A dental implant is an artificial tooth root usually made of titanium, used to replace a missing tooth or teeth that have been extracted due to gum disease or tooth decay.
The implants are embedded directly into the jaw bone and will be treated like natural teeth. This job is done by dentists, surgeons, periodontists or prosthodontists.
Dental Implant Materials
Titanium is a unique biomaterial that makes it an ideal material for the dental implant. It is resistant to corrosion and resists acid and salt solution. Additionally, it is nonmagnetic and as strong as steel.
The human body does not recognize titanium implant as foreign objects. The capacity of titanium to join the bone is one of the characteristics that makes it most suitable for dental implants. When the implant is placed in the jaw bone, the bone grows and attaches itself to the implant. This process is called as osseointegration.
Implants made of titanium are available with different types of surfaces. These surfaces are treated with different methods to improve the osseointegration. The procedures which are used to improve the osseointegration are acid etching, sandblasting, plasma spraying and laser treatment.
Root-form Endosseous Implant Procedure
When you go to the dentist, he or she will decide what kind of implant will suit you. But most of the dental implants placed today are the root-form endosseous implant. Root-form dental implants are also called endosteal implants. It resembles the actual tooth root. It is available in different shapes and sizes. Some are screw-shaped, others are cylindrical and even cone shaped.

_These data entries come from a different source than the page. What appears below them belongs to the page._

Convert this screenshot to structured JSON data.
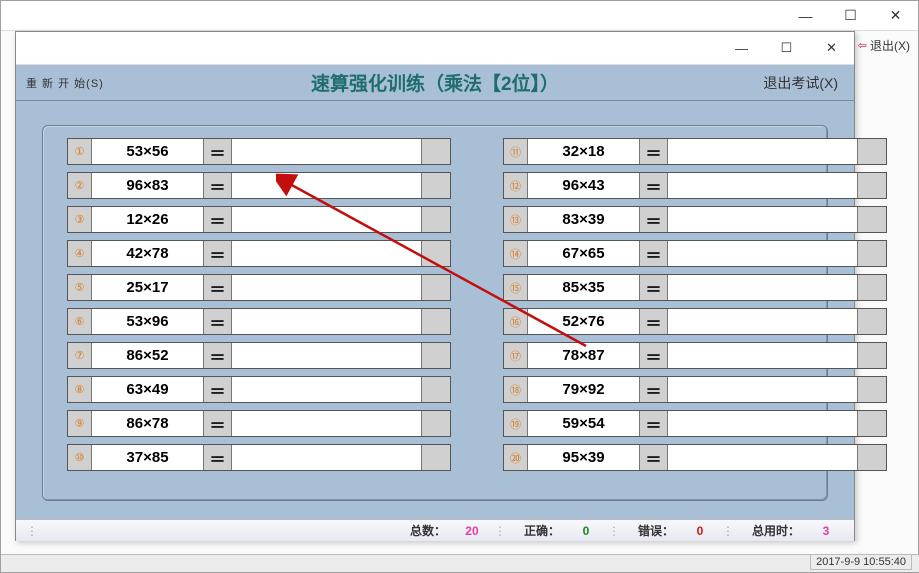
{
  "outer": {
    "exit_label": "退出(X)"
  },
  "header": {
    "left_label": "重 新 开 始(S)",
    "title": "速算强化训练（乘法【2位】）",
    "right_label": "退出考试(X)"
  },
  "problems_left": [
    {
      "n": "①",
      "expr": "53×56"
    },
    {
      "n": "②",
      "expr": "96×83"
    },
    {
      "n": "③",
      "expr": "12×26"
    },
    {
      "n": "④",
      "expr": "42×78"
    },
    {
      "n": "⑤",
      "expr": "25×17"
    },
    {
      "n": "⑥",
      "expr": "53×96"
    },
    {
      "n": "⑦",
      "expr": "86×52"
    },
    {
      "n": "⑧",
      "expr": "63×49"
    },
    {
      "n": "⑨",
      "expr": "86×78"
    },
    {
      "n": "⑩",
      "expr": "37×85"
    }
  ],
  "problems_right": [
    {
      "n": "⑪",
      "expr": "32×18"
    },
    {
      "n": "⑫",
      "expr": "96×43"
    },
    {
      "n": "⑬",
      "expr": "83×39"
    },
    {
      "n": "⑭",
      "expr": "67×65"
    },
    {
      "n": "⑮",
      "expr": "85×35"
    },
    {
      "n": "⑯",
      "expr": "52×76"
    },
    {
      "n": "⑰",
      "expr": "78×87"
    },
    {
      "n": "⑱",
      "expr": "79×92"
    },
    {
      "n": "⑲",
      "expr": "59×54"
    },
    {
      "n": "⑳",
      "expr": "95×39"
    }
  ],
  "eq": "＝",
  "status": {
    "total_label": "总数：",
    "total_val": "20",
    "correct_label": "正确：",
    "correct_val": "0",
    "wrong_label": "错误：",
    "wrong_val": "0",
    "time_label": "总用时：",
    "time_val": "3"
  },
  "clock": "2017-9-9 10:55:40"
}
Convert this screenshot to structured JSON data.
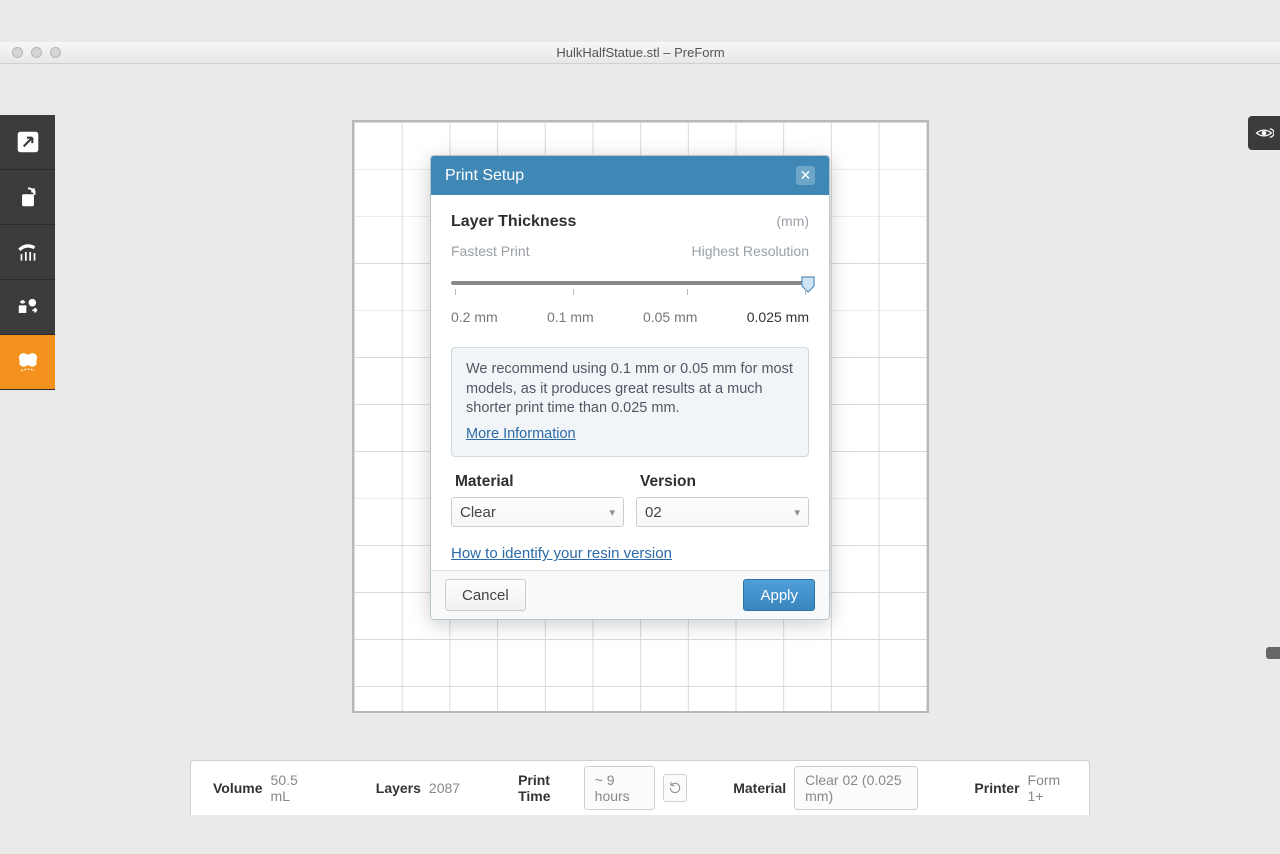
{
  "window": {
    "title": "HulkHalfStatue.stl – PreForm"
  },
  "dialog": {
    "title": "Print Setup",
    "layer_thickness_label": "Layer Thickness",
    "unit": "(mm)",
    "fastest_label": "Fastest Print",
    "highest_label": "Highest Resolution",
    "ticks": {
      "t0": "0.2 mm",
      "t1": "0.1 mm",
      "t2": "0.05 mm",
      "t3": "0.025 mm"
    },
    "selected_tick_index": 3,
    "recommendation": "We recommend using 0.1 mm or 0.05 mm for most models, as it produces great results at a much shorter print time than 0.025 mm.",
    "more_info": "More Information",
    "material_label": "Material",
    "material_value": "Clear",
    "version_label": "Version",
    "version_value": "02",
    "resin_link": "How to identify your resin version",
    "cancel": "Cancel",
    "apply": "Apply"
  },
  "status": {
    "volume_label": "Volume",
    "volume_value": "50.5 mL",
    "layers_label": "Layers",
    "layers_value": "2087",
    "print_time_label": "Print Time",
    "print_time_value": "~ 9 hours",
    "material_label": "Material",
    "material_value": "Clear 02 (0.025 mm)",
    "printer_label": "Printer",
    "printer_value": "Form 1+"
  }
}
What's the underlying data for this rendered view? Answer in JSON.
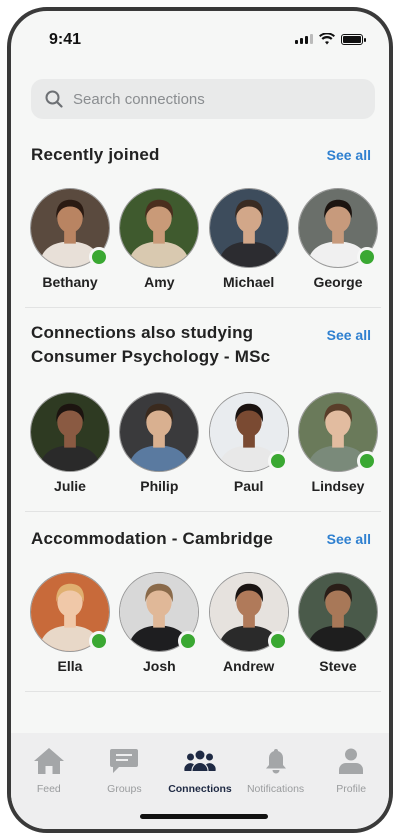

These types of dental implants are successful when placed in deep and wide bone. If the person does not have good quality jaw bone, then bone grafting may be required to improve the quality of bone. Bone can be taken from elsewhere in the body such as the mouth or from other parts of the body such as the hip.
This type of implant is normally placed in two steps. In step one, your dentist will give you anesthesia and expose your jaw bone to place the implant. The gums are closed covering the implant. This procedure takes approximately one hour for placing one implant. Then the implant is allowed to heal for a period of three to six months. During this period, surrounding bone attaches itself to the implant and osseointegration takes place. When the healing is complete, under the local anesthesia the implant is again exposed and an abutment is attached to it. Now the abutment can serve as a base for crown, denture or bridge.
Root-form implants can also be inserted in a one stage procedure. In this procedure, the root-form endosseous implant is inserted into the bone and remains exposed.
Advantages and Disadvantages of Root-form Endosseous Implants
The main advantages of root-form endosseous implants are that they mix well with natural teeth. Root-form implants are very strong and also last a long time.
However, there are also some disadvantages. Those who have thin bones may not be suitable candidates to get an implant. As well as this, it is a very costly procedure. Those who have poor health may also not be suited to this type of implant.